Methods: App development was done using the React Native Framework, and distributed for testing using the Apple TestFlight Platform. The App allows search of a condition using traditional CHD nomenclature, as well as keywords such as 'short' or 'fused' fingers to help users unfamiliar with CHD nomenclature. The OMT classification is displayed for each condition, as well as an image/radiograph where possible, plus a short description. Genetic information for syndromes were also included, if known. The Beta version of the App was trialled among 10 participants of various disciplines including congenital hand surgeons, trainees, developmental biologists, geneticists and neonatologists.
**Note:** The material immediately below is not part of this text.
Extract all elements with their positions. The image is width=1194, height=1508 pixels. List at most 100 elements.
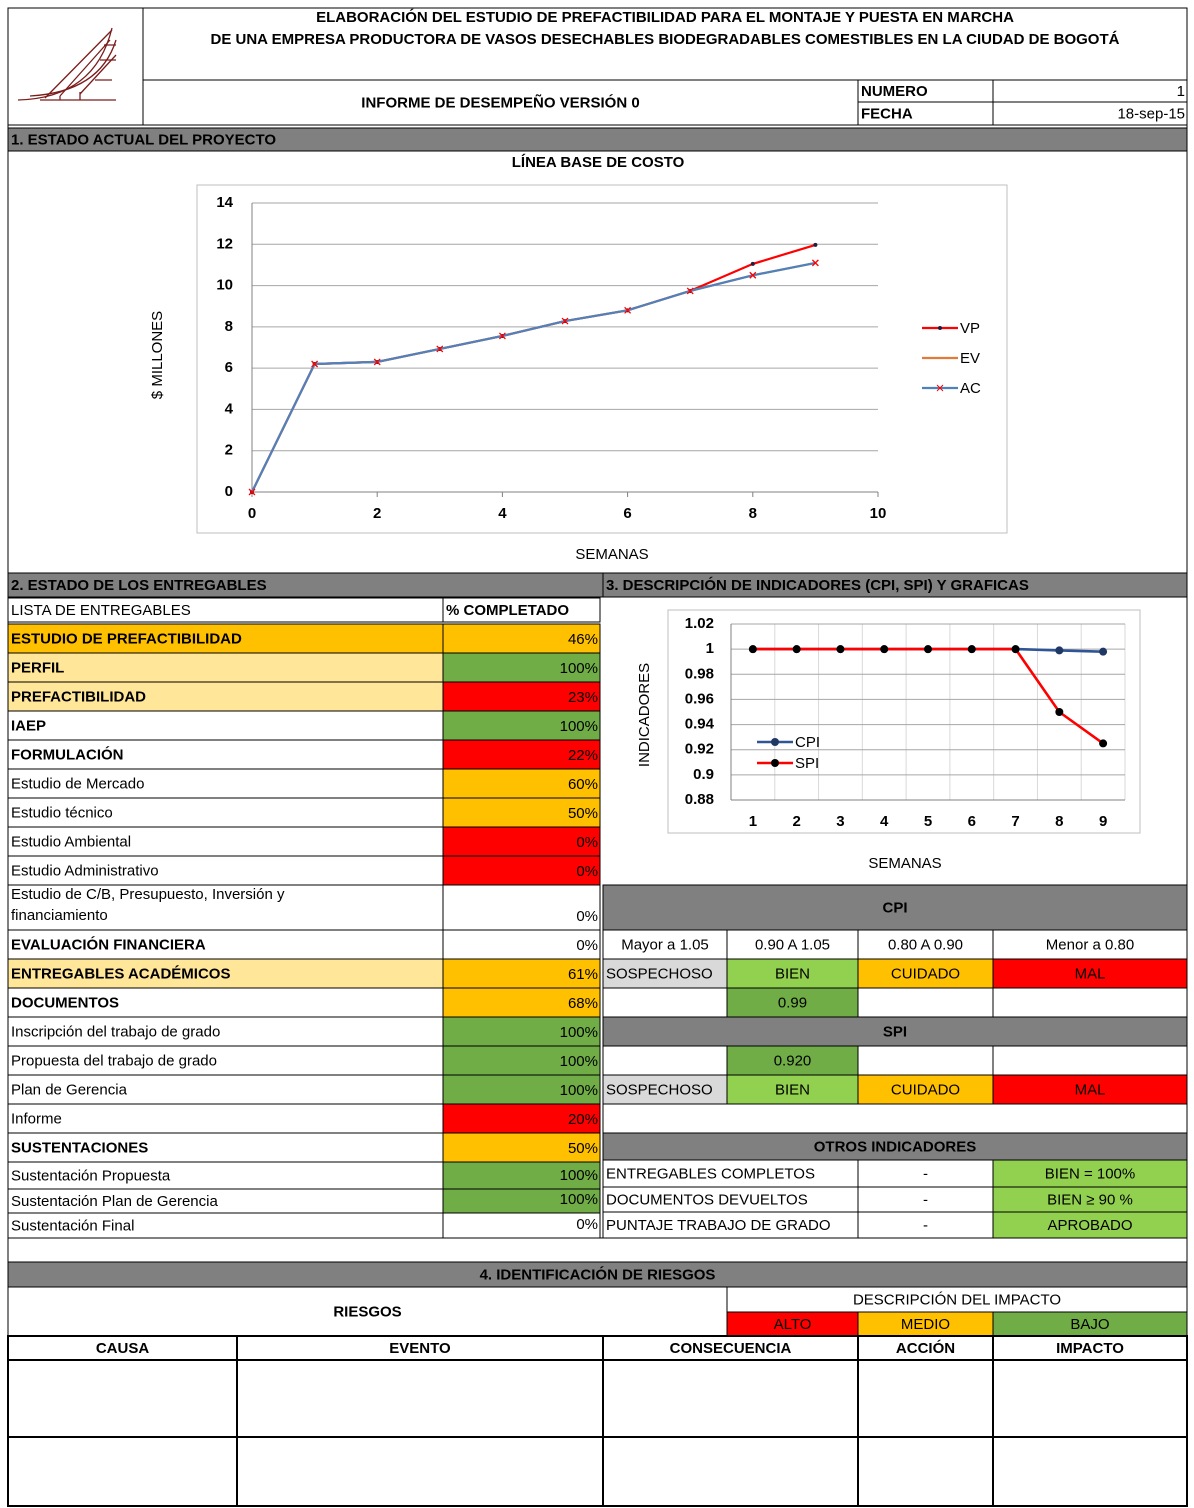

Each was surveyed on the usefulness of the App as compared to a paper version in the following areas: accessibility, ease of classifying a condition, improved knowledge about the condition and improved communication with other specialties.
Results and Conclusions: 83.33% of participants agreed that the OMT itself is useful for clinical use, to improve embryological knowledge (66.67%) and to improve genetic knowledge (33.33%). 100% found it easier to access the OMT using the App as compared to the paper version (40%). 83.3% strongly agreed that ease of access would increase their likelihood of using the OMT. All participants found it easier and quicker when using the App as compared to paper version; 66.7% felt that they could learn more about a condition using the App. Crucially, 66.7% felt that using the App would allow them to communicate better with other specialties.
The OMT App presents a potentially useful platform for the classification of CHD, improved knowledge of embryology among clinicians and communication between different sub-specialties.